Personal information
- Born: 8 July 1996 (age 30) Bergamo, Italy

Sport
- Country: Italy
- Sport: Fencing

Medal record
Women's épée
Representing Italy
Mediterranean Games
| Gold medal – first place | 2018 Tarragona | Individual |
| Gold medal – first place | 2026 Taranto | Individual |
| Bronze medal – third place | 2022 Oran | Individual |
Universiade
| Silver medal – second place | 2019 Naples | Team |
| Silver medal – second place | 2021 Chengdu | Team |
| Bronze medal – third place | 2017 Taipei | Individual |
| Bronze medal – third place | 2019 Naples | Individual |

= Roberta Marzani =

Italian fencer (born 1996)

Roberta Marzani (born 8 July 1996) is an Italian fencer. She is a two-time Mediterranean Games gold medalist. She won a bronze medal at the 2019 Summer Universiade.

==Biography==

In 2013 Marzani won an individual bronze medal followed by a team gold medal at the 2013 European Cadet Championships, that took place in Budapest. After her performance in that competition she was selected to represent Italy in the world championship in Porec, Croatia.

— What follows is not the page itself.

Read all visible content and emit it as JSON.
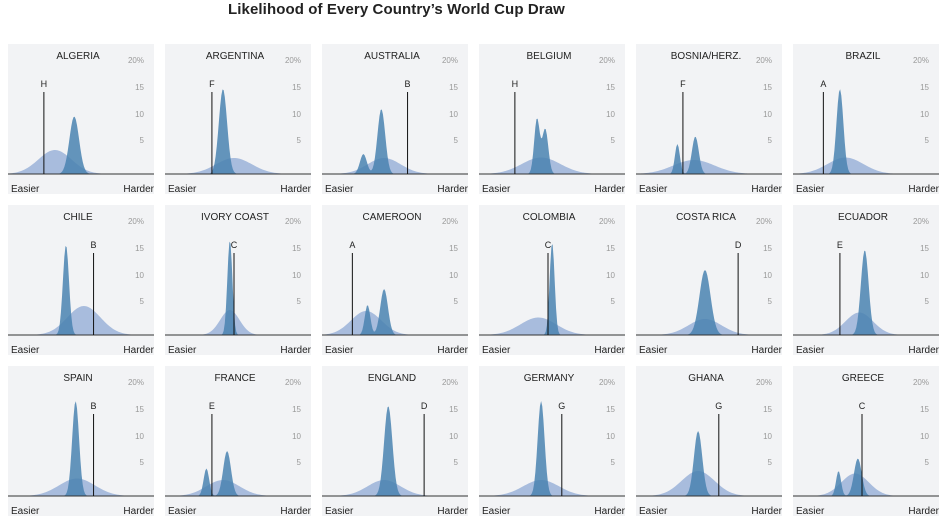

In 2014 she won an individual silver medal at the European Youth Championships that was held in Jerusalem, Israel and a bronze medal at the team event. The same year she won a bronze medal at the 2014 Junior World Championships, that was in plovdiv.

In 2015, at the European Junior Championships in Maribor, she won a silver medal at the junior category. In the 2016 European Junior Championships at Novi Sad, she won another individual silver medal in the women's épée.

Between 2016 and 2019, she won a three team gold medals at the Under-23 European Championships respectively in Minsk 2017, Yerevan 2018, and Plovdiv 2019. In the 2019 competition she became European individual under 23 champion. She also won team silver medals at the same time, in Plovdiv 2016 and yerevan 2018. In 2017 she also won her first Italian absolute champion in Gorizia.

She moved up to senior category and in 2018 she won an individual bronze at the Military Epee world championship in Nancy. She became Epee champion at the Mediterranean games at Tarragona 2018. In 2021 she won a team gold at the Cassino 2021, later winning one of the bronze medals in the women's individual épée event at the 2022 Mediterranean Games held in Oran, Algeria.